Making his pitch from the back of a flatbed truck, on a stage or in the middle of a village square, Magyar promised in each speech to “take back” the country “step by step” and “brick by brick”, and espoused both social conservatism and social welfare protection, often highlighting the fight against poverty.
“And it’s working: he’s succeeding in rallying a section of the left-wing electorate, the many people disillusioned with Hungarian politics who see in him a real alternative to Orban. And he’s even attracted disaffected Fidesz supporters – who are a rare breed,” Bottoni says.
“He plays on the contrasts between himself—young and sporty—and an aging Orban,” says Bottoni, “and he is seen by a whole section of the population” as a “catalyst” for change.
However, Bottoni says, “Peter Magyar remains a product of Fidesz. He’s not proposing to overthrow the system. He’s not left-wing. He has simply taken a more moderate stance – that of a new centre.”
The ‘peace’ candidate
Beyond his charisma and his “knowledge of the enemy”, Fidesz, Magyar has another advantage in European elections. “As a former diplomat, he knows the ins-and-outs of Brussels well,” Bottoni says.

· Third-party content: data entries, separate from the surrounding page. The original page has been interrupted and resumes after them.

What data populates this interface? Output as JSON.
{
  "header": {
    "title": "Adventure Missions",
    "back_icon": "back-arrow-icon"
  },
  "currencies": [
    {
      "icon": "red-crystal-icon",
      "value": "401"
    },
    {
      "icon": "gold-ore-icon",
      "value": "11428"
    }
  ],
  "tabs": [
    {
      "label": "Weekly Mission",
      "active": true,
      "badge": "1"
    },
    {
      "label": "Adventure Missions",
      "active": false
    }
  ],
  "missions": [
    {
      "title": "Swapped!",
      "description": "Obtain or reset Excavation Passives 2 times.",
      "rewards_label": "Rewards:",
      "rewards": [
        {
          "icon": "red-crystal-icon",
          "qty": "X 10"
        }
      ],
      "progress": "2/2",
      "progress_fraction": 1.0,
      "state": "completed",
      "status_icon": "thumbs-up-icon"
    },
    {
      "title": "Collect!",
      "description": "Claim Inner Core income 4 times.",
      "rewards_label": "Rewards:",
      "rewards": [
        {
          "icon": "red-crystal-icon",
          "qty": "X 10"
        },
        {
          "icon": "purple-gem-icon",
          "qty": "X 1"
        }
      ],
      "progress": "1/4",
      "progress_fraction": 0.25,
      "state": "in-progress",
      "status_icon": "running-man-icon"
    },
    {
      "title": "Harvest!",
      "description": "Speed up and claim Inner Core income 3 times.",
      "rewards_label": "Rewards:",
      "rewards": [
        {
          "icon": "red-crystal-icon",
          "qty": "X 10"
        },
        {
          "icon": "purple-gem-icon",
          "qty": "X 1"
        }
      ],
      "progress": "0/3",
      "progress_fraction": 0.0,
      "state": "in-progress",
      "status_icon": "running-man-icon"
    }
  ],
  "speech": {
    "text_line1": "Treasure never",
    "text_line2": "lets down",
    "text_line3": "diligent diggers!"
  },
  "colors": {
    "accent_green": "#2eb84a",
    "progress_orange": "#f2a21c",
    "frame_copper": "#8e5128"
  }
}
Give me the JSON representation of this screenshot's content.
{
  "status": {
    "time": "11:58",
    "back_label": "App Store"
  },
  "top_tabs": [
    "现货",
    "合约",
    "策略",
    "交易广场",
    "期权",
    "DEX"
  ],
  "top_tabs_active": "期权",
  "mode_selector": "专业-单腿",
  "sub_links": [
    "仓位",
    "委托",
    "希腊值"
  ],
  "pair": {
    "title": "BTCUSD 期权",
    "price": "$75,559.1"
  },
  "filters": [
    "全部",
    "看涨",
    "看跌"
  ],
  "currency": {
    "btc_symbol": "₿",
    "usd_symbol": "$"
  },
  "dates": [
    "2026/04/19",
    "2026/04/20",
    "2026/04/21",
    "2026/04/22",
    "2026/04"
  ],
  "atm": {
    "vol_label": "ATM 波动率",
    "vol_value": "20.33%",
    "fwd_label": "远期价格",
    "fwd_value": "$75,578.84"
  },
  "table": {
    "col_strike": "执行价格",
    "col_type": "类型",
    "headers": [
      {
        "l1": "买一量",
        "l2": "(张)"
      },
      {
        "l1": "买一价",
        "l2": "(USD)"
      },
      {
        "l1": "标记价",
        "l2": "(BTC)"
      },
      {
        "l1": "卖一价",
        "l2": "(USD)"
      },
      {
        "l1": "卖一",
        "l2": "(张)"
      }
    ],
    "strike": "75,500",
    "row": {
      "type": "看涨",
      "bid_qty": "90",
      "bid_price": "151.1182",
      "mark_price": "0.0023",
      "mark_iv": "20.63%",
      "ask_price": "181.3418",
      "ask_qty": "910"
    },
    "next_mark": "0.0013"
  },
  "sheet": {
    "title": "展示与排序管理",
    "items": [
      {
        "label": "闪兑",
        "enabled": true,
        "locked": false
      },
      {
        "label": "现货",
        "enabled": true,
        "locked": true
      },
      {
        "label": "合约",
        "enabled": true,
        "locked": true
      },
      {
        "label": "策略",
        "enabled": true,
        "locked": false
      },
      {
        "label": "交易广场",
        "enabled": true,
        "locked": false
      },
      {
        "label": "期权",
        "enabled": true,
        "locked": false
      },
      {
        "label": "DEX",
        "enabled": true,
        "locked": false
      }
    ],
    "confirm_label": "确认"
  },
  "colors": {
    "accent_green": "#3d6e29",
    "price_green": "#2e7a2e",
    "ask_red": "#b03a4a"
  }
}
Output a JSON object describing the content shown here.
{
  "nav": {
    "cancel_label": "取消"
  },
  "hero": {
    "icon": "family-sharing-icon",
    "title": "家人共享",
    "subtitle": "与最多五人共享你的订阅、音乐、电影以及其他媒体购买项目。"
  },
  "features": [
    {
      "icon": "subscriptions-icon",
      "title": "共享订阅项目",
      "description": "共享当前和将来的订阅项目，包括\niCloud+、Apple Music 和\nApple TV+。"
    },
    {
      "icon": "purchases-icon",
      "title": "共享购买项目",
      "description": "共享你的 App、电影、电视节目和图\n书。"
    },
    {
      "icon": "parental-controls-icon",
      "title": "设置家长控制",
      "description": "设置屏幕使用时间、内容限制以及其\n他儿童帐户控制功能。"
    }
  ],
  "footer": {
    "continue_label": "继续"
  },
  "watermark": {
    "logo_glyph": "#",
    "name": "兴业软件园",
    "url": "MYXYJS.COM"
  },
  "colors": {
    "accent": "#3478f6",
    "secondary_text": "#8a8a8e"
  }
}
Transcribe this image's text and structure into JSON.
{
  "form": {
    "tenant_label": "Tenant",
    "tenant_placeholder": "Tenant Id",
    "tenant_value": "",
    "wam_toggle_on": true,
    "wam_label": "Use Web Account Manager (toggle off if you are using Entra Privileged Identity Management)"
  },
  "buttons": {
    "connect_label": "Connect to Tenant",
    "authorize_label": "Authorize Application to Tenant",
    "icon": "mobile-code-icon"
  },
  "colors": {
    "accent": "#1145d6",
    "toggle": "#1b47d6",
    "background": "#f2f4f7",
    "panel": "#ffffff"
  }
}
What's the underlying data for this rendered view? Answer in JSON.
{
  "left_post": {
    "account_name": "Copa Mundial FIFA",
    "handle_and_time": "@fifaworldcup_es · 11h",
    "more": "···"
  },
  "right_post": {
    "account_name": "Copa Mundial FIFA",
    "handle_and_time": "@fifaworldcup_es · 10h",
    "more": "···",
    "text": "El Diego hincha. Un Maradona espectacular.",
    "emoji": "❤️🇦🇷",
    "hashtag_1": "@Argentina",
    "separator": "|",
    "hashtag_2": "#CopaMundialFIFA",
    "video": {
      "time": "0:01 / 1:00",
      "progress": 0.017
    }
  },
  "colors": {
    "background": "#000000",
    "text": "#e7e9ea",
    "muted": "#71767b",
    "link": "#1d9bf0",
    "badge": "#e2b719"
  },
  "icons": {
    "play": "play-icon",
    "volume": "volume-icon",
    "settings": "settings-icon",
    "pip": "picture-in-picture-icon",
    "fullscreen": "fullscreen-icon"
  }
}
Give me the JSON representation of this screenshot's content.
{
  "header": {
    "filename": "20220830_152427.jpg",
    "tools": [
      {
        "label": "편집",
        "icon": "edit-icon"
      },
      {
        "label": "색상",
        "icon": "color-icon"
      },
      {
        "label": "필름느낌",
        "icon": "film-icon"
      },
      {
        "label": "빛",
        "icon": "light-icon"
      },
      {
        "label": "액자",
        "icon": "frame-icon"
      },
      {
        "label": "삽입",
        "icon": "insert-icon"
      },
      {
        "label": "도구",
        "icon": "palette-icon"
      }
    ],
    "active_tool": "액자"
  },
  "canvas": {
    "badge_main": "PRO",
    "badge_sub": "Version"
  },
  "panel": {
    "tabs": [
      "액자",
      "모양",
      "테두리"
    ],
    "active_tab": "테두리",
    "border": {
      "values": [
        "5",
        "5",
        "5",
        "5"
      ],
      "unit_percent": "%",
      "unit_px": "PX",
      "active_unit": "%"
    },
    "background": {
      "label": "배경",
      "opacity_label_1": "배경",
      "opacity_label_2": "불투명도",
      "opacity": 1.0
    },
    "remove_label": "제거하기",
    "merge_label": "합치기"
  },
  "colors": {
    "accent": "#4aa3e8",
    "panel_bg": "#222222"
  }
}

“And against a backdrop of economic crisis and inflation, he was able to play on the promise of bringing European money back to Hungary, reconciling some citizens with Brussels.”
But this “pro-European” stance has given Orban’s government something upon which to focus its attacks.
Always highly critical of Brussels, Orban, who has remained close to Moscow, kept up accusations against the EU and NATO during the recent campaign. While he has tried to block European military aid to Kyiv, he accused Brussels and NATO of dragging member countries into a “global conflagration”.
“In recent weeks, he has repeatedly described Péter Magyar as a ‘servant of Brussels’, who would bring migrants and war to Hungary,” notes Bottoni.
However, as in domestic politics, “Peter Magyar’s stance on Europe is not fundamentally different from that of Fidesz. Nor is he a great defender of the idea of a European nation,” says Bottoni.
And the two parties also converge on the Ukrainian question, since Magyar has “repeatedly reiterated his refusal to deliver arms to Kyiv”, Bottoni says.
No turning back
In any case, the Orban camp’s counterattacks made little impact in the election. “After this result in the European elections, Peter Magyar has officially become the face of the opposition to Viktor Orban, and there’s no turning back now,” notes Bottoni.
The focus today is on the 2026 general elections.
“It’s a long marathon ahead. And what’s certain is that Viktor Orban is not the type to let himself be beaten easily,” Bottoni says.
This story has been translated from the original in French.